We are satisfied that the sole materials designated by Adams — portions of the Maicher deposition — disclose no issue of material fact. Maicher, a retired Inland engineer and building inspector, testified that Inland required contractor compliance with certain safety rules enacted for the protection of Inland employees (e.g., contractors working overhead were prohibited from "throwing down" materials onto Inland's work area). Supp.Record, pp. 14-16. These rules were embodied in a job safety orientation form. Maicher also testified that Inland enforced no rules designed to ensure the safety of independent contractors (e.g., Inland did not intervene if a contractor engaged in a violation of OSHA rules). Supp.Record, pp. 37, 46. Moreover, Inland exerted no control over the means by which Pangere & Logan was to accomplish the roofing task. Supp.Record, p. 39. Pangere & Logan supplied all equipment used in performing the roofing job; Timothy Adams was walking backward and pulling a cord attached to Pangere's equipment when he fell.

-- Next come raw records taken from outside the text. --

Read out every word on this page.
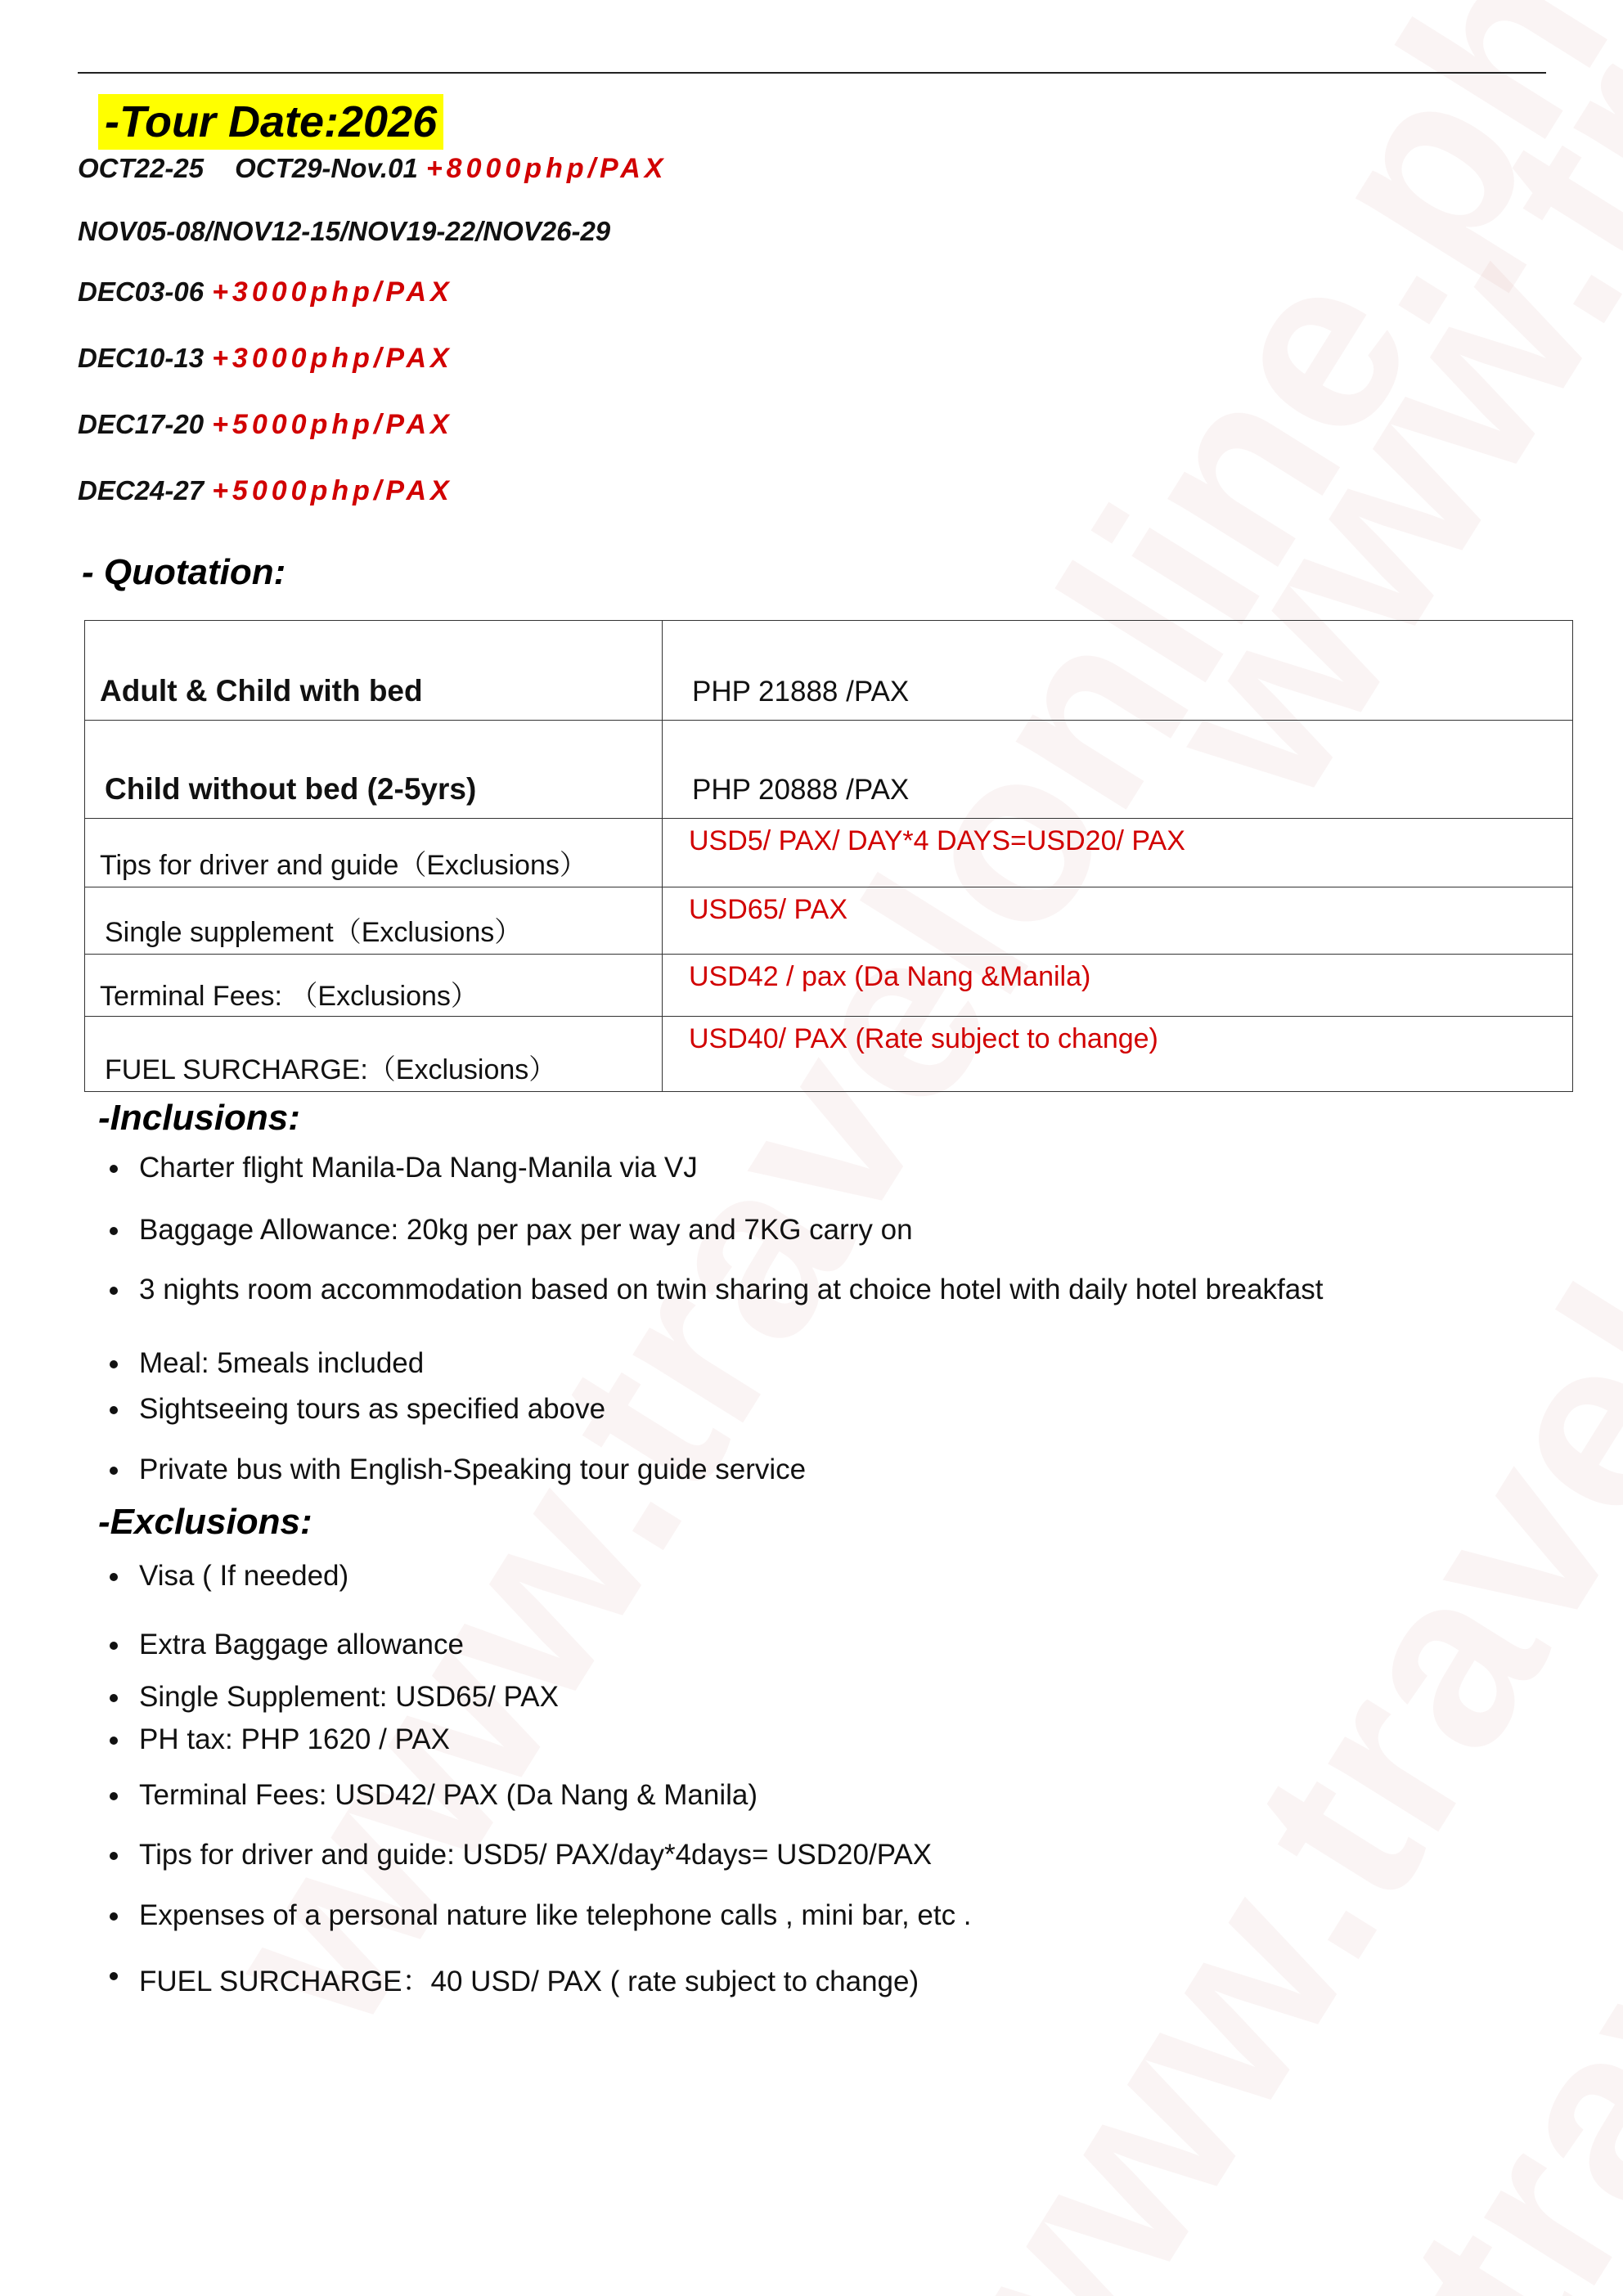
-Tour Date:2026
OCT22-25 OCT29-Nov.01 +8000php/PAX
NOV05-08/NOV12-15/NOV19-22/NOV26-29
DEC03-06 +3000php/PAX
DEC10-13 +3000php/PAX
DEC17-20 +5000php/PAX
DEC24-27 +5000php/PAX
- Quotation:
Adult & Child with bed	PHP 21888 /PAX
Child without bed (2-5yrs)	PHP 20888 /PAX
Tips for driver and guide（Exclusions）	USD5/ PAX/ DAY*4 DAYS=USD20/ PAX
Single supplement（Exclusions）	USD65/ PAX
Terminal Fees: （Exclusions）	USD42 / pax (Da Nang &Manila)
FUEL SURCHARGE:（Exclusions）	USD40/ PAX (Rate subject to change)
-Inclusions:
Charter flight Manila-Da Nang-Manila via VJ
Baggage Allowance: 20kg per pax per way and 7KG carry on
3 nights room accommodation based on twin sharing at choice hotel with daily hotel breakfast
Meal: 5meals included
Sightseeing tours as specified above
Private bus with English-Speaking tour guide service
-Exclusions:
Visa ( If needed)
Extra Baggage allowance
Single Supplement: USD65/ PAX
PH tax: PHP 1620 / PAX
Terminal Fees: USD42/ PAX (Da Nang & Manila)
Tips for driver and guide: USD5/ PAX/day*4days= USD20/PAX
Expenses of a personal nature like telephone calls , mini bar, etc .
FUEL SURCHARGE：40 USD/ PAX ( rate subject to change)
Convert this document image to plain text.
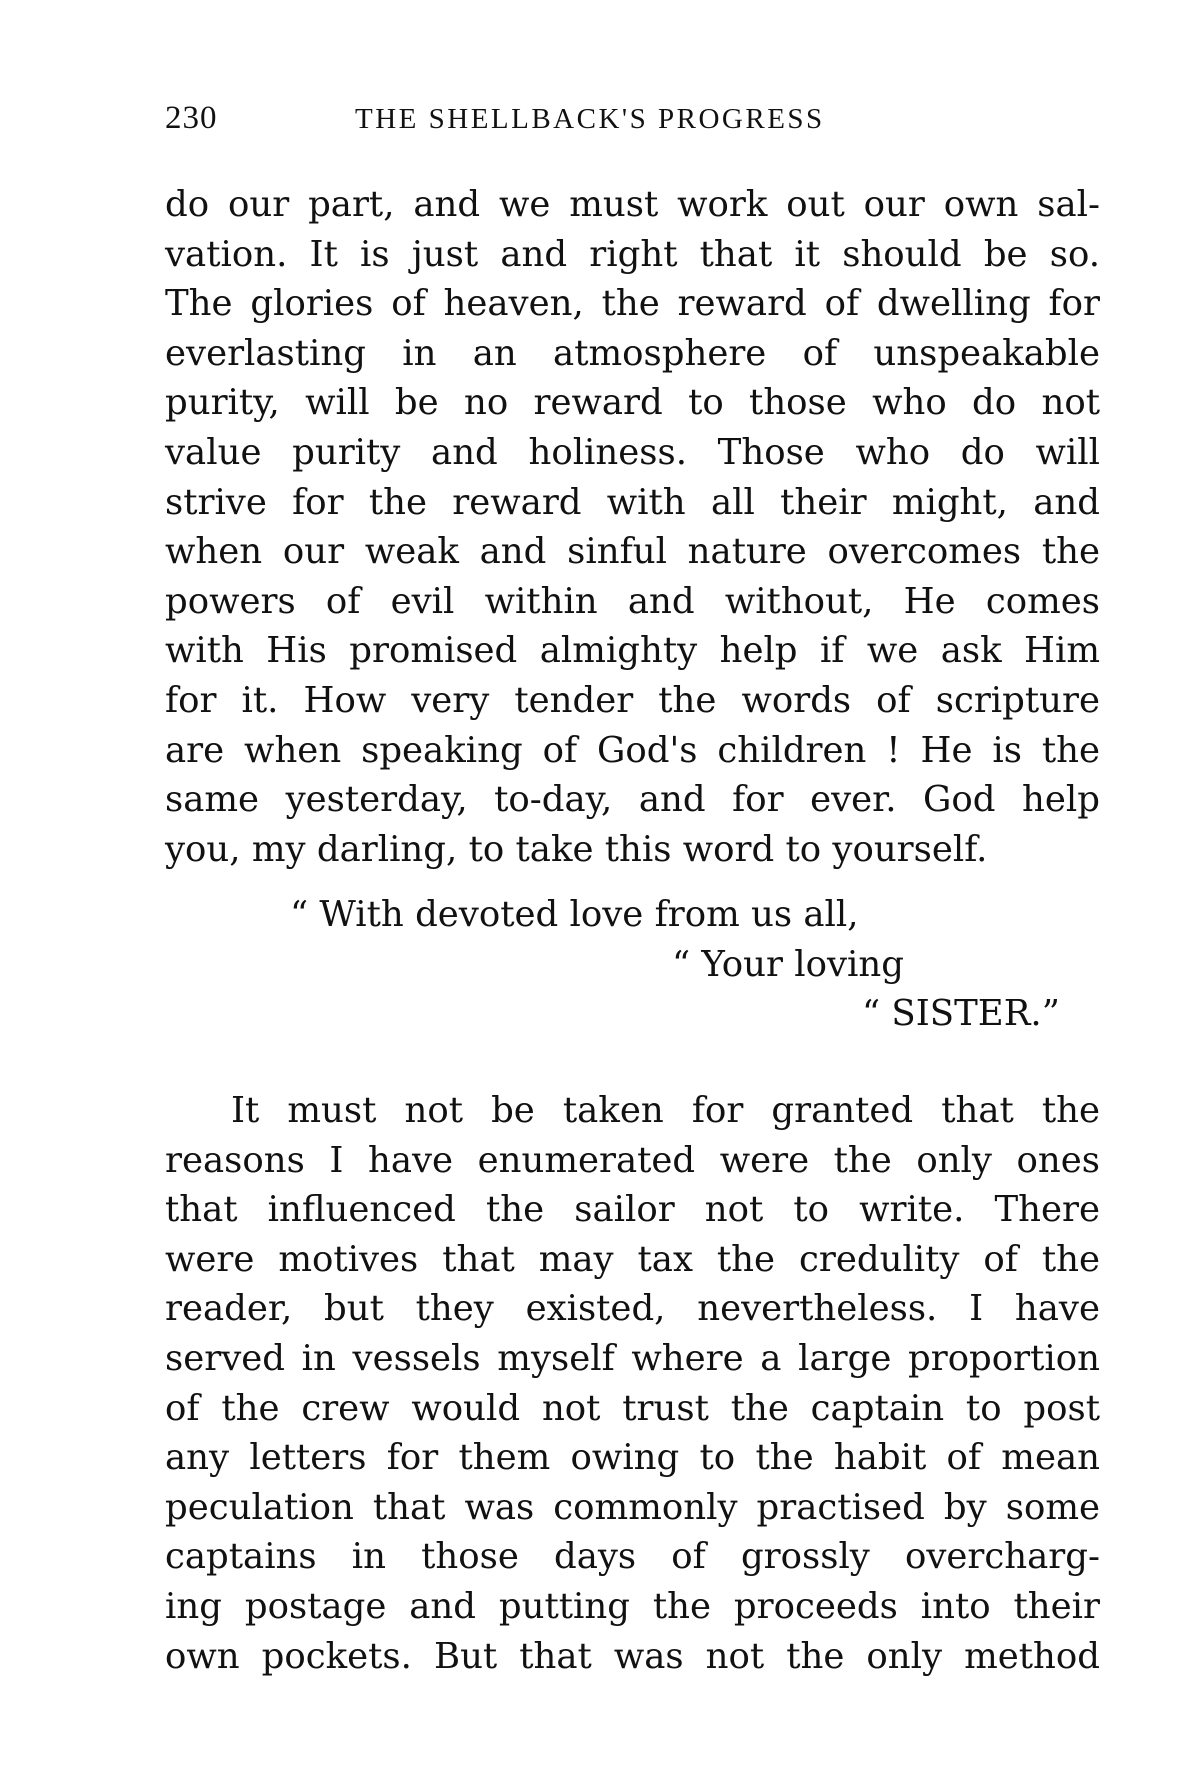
230	THE SHELLBACK'S PROGRESS
do our part, and we must work out our own sal-
vation. It is just and right that it should be so.
The glories of heaven, the reward of dwelling for
everlasting in an atmosphere of unspeakable
purity, will be no reward to those who do not
value purity and holiness. Those who do will
strive for the reward with all their might, and
when our weak and sinful nature overcomes the
powers of evil within and without, He comes
with His promised almighty help if we ask Him
for it. How very tender the words of scripture
are when speaking of God's children ! He is the
same yesterday, to-day, and for ever. God help
you, my darling, to take this word to yourself.
“ With devoted love from us all,
“ Your loving
“ SISTER.”
It must not be taken for granted that the
reasons I have enumerated were the only ones
that influenced the sailor not to write. There
were motives that may tax the credulity of the
reader, but they existed, nevertheless. I have
served in vessels myself where a large proportion
of the crew would not trust the captain to post
any letters for them owing to the habit of mean
peculation that was commonly practised by some
captains in those days of grossly overcharg-
ing postage and putting the proceeds into their
own pockets. But that was not the only method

A landowner who does not control the "manner or means" by which a contractor performs does not reserve the control of job site safety so as to render the landowner liable for a contractor's injuries merely because the owner contractually requires compliance with safety rules. Perry v. NIPSCO (1982), Ind. App., 433 N.E.2d 44, 48, reh. denied, trans. denied. However, a landowner may by its conduct assume responsibility for job site safety (e.g., by conducting safety meetings with employees of contractors and employing safety men with "jurisdiction" of the site). Id. at 49. Here, the undisputed facts do not disclose Inland's assumption of a gratuitous duty of care. Accordingly, Inland was entitled to judgment as a matter of law.

Affirmed.

GARRARD and BARTEAU, JJ., concur.

NOTES

[1] The initial complaint was filed on July 7, 1978. Inexplicably, the action was pending in the Illinois court almost twelve years before its dismissal on the basis of forum non conveniens on February 14, 1990.